Paul Metrey, NADA’s vice president of regulatory affairs, also warned dealers of a series of sweeping amendments the FTC proposed to its Safeguards Rule. The proposed changes — which the FTC is expected to take action on this year — could cost an average-size U.S. franchised dealership nearly $300,000 in upfront costs and roughly that amount each year after to maintain compliance, according to an NADA study.
Although dealers are not under the purview of the CFPB, “the FTC does have regulatory authority and has taken enforcement actions against several dealers,” Calpin said.
Aaron Jacoby, managing partner of Arent Fox’s Los Angeles office, where he leads the law firm’s automotive practice, said the industry is already heavily regulated and that many of the “bad outcomes” should be taken anecdotally and not as global statistical evidence of untoward practices.
“It’s not absence of regulation that is causing people to do bad things,” Jacoby said. “It’s bad actors that are doing bad things.”
Still, dealers should be concerned and politically aware of any efforts to severely limit or eliminate dealer-assisted financing, Jacoby said.
They also should assist NADA and their state associations with efforts to argue the position in favor of maintaining dealer reserve, he noted.
Ultimately, if dealers face greater scrutiny and stricter regulations, it could mean fewer choices and higher costs for consumers, according to Marc Spizzirri, senior managing director of B. Riley Advisory Services, a firm that works with lenders, law firms and other companies.
“Many times, overregulation inhibits business and consequently hurts the consumer,” Spizzirri said. “More regulations lead to more burdens on small businesses, raising administrative costs and operating expenses — costs that are ultimately passed along to the consumer.”
Spizzirri said the Biden administration may change the dealer finance landscape with “broader, more restrictive regulations” that could limit consumer options, resulting in a less competitive marketplace.
If dealers are limited in their offerings, “there could be pieces of the population that are left out of an important opportunity to secure financing or purchase warranty products,” said Buddy Dearman, managing partner of the dealership practice at accounting firm Dixon Hughes Goodman.
Dearman said self-audits of a dealership’s stated policies and procedures are crucial.

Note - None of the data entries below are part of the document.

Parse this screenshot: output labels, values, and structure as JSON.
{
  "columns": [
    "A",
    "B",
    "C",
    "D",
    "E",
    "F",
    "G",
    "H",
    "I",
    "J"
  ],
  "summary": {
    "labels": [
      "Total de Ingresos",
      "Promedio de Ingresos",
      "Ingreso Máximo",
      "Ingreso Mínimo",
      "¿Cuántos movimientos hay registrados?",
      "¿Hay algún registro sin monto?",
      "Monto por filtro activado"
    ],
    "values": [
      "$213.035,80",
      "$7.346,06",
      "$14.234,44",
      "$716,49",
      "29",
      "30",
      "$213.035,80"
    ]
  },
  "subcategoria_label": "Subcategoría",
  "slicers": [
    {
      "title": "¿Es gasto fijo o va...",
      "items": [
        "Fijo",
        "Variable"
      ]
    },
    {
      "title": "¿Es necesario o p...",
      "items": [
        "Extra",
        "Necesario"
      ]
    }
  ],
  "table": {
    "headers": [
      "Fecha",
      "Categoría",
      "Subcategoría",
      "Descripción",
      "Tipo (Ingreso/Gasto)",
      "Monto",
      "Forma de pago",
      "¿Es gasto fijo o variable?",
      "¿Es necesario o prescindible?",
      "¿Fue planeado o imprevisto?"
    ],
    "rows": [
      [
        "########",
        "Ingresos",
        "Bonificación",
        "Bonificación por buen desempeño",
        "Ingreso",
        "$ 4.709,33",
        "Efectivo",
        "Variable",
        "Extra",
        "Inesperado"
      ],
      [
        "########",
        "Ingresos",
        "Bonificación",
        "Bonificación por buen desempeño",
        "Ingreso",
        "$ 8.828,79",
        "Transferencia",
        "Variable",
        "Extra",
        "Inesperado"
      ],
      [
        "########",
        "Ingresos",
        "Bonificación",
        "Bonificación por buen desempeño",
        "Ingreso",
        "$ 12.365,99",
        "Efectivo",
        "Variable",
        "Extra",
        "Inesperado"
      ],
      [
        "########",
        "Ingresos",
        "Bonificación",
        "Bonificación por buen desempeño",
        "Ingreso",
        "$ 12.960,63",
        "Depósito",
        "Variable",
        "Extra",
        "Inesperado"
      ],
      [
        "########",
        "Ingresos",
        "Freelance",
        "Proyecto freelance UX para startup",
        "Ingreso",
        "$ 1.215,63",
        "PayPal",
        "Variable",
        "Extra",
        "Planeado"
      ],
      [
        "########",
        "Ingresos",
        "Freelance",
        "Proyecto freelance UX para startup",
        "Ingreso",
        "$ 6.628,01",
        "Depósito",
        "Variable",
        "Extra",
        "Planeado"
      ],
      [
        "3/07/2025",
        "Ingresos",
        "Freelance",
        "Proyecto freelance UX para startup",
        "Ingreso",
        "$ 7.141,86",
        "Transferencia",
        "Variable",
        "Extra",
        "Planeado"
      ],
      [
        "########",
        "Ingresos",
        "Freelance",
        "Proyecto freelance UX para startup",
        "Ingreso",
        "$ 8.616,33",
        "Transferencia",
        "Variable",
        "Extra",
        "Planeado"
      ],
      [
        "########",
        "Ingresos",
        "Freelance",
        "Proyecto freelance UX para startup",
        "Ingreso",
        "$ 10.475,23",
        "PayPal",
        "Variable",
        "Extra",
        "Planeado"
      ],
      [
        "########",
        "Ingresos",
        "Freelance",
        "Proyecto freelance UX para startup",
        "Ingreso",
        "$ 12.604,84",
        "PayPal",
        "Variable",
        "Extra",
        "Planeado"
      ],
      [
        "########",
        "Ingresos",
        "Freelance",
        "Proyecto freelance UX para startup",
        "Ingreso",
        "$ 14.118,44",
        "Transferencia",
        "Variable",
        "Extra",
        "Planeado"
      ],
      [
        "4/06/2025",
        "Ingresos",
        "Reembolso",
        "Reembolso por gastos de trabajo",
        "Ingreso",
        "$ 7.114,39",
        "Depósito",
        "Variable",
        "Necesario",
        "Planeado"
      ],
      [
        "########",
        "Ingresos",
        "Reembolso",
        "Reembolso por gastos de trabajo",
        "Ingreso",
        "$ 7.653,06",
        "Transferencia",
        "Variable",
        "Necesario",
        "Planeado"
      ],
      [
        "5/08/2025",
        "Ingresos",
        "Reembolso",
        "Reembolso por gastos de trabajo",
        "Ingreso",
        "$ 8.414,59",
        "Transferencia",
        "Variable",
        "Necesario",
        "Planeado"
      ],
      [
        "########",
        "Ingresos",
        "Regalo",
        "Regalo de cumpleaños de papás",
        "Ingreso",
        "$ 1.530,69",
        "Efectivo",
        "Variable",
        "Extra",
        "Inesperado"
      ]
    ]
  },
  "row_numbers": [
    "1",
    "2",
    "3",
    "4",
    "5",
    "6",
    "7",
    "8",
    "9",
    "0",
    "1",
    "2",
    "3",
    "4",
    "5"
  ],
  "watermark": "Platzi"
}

Industry guides such as the NADA Fair Credit Compliance Program and the association’s voluntary protection products policy also should be considered.

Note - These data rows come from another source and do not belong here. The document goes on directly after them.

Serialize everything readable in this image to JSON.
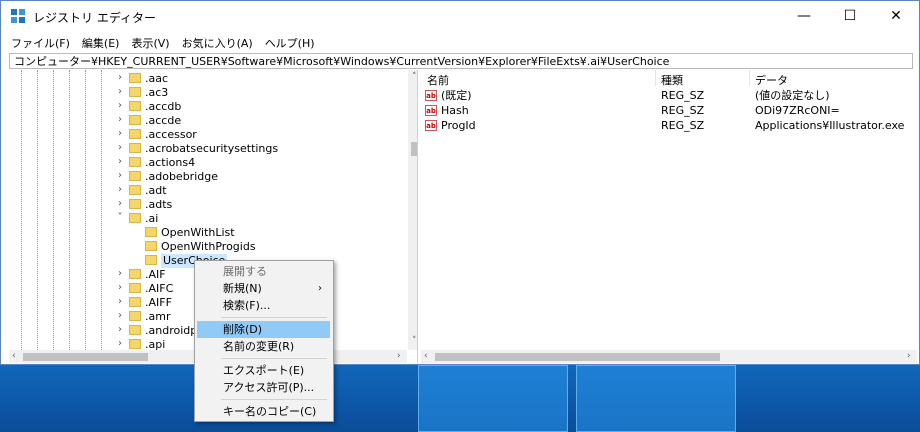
{
  "window": {
    "title": "レジストリ エディター",
    "minimize": "—",
    "maximize": "☐",
    "close": "✕"
  },
  "menu": [
    "ファイル(F)",
    "編集(E)",
    "表示(V)",
    "お気に入り(A)",
    "ヘルプ(H)"
  ],
  "address": "コンピューター¥HKEY_CURRENT_USER¥Software¥Microsoft¥Windows¥CurrentVersion¥Explorer¥FileExts¥.ai¥UserChoice",
  "tree": [
    {
      "label": ".aac",
      "level": 0,
      "chev": "›"
    },
    {
      "label": ".ac3",
      "level": 0,
      "chev": "›"
    },
    {
      "label": ".accdb",
      "level": 0,
      "chev": "›"
    },
    {
      "label": ".accde",
      "level": 0,
      "chev": "›"
    },
    {
      "label": ".accessor",
      "level": 0,
      "chev": "›"
    },
    {
      "label": ".acrobatsecuritysettings",
      "level": 0,
      "chev": "›"
    },
    {
      "label": ".actions4",
      "level": 0,
      "chev": "›"
    },
    {
      "label": ".adobebridge",
      "level": 0,
      "chev": "›"
    },
    {
      "label": ".adt",
      "level": 0,
      "chev": "›"
    },
    {
      "label": ".adts",
      "level": 0,
      "chev": "›"
    },
    {
      "label": ".ai",
      "level": 0,
      "chev": "˅"
    },
    {
      "label": "OpenWithList",
      "level": 1,
      "chev": ""
    },
    {
      "label": "OpenWithProgids",
      "level": 1,
      "chev": ""
    },
    {
      "label": "UserChoice",
      "level": 1,
      "chev": "",
      "selected": true
    },
    {
      "label": ".AIF",
      "level": 0,
      "chev": "›"
    },
    {
      "label": ".AIFC",
      "level": 0,
      "chev": "›"
    },
    {
      "label": ".AIFF",
      "level": 0,
      "chev": "›"
    },
    {
      "label": ".amr",
      "level": 0,
      "chev": "›"
    },
    {
      "label": ".androidproj",
      "level": 0,
      "chev": "›"
    },
    {
      "label": ".api",
      "level": 0,
      "chev": "›"
    }
  ],
  "list": {
    "headers": {
      "name": "名前",
      "type": "種類",
      "data": "データ"
    },
    "rows": [
      {
        "name": "(既定)",
        "type": "REG_SZ",
        "data": "(値の設定なし)"
      },
      {
        "name": "Hash",
        "type": "REG_SZ",
        "data": "ODi97ZRcONI="
      },
      {
        "name": "ProgId",
        "type": "REG_SZ",
        "data": "Applications¥Illustrator.exe"
      }
    ],
    "icon_text": "ab"
  },
  "context_menu": [
    {
      "label": "展開する",
      "state": "disabled"
    },
    {
      "label": "新規(N)",
      "state": "normal",
      "submenu": "›"
    },
    {
      "label": "検索(F)...",
      "state": "normal"
    },
    {
      "sep": true
    },
    {
      "label": "削除(D)",
      "state": "hover"
    },
    {
      "label": "名前の変更(R)",
      "state": "normal"
    },
    {
      "sep": true
    },
    {
      "label": "エクスポート(E)",
      "state": "normal"
    },
    {
      "label": "アクセス許可(P)...",
      "state": "normal"
    },
    {
      "sep": true
    },
    {
      "label": "キー名のコピー(C)",
      "state": "normal"
    }
  ],
  "colors": {
    "hover": "#91c9f7",
    "selected": "#cce8ff",
    "folder": "#f6d66b"
  }
}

“A good first place to start is a review of your own internal policies around arranging financing and all these other products,” he said.
Crowell & Moring’s Friedman also highlighted the value of training on proper procedures to a dealership’s F&I team, which is consistently double-checking consumer-facing documents.
“The more a dealership is able to demonstrate and document that they have compliance procedures in place where they are policing themselves,” Friedman said, “the better off they are.”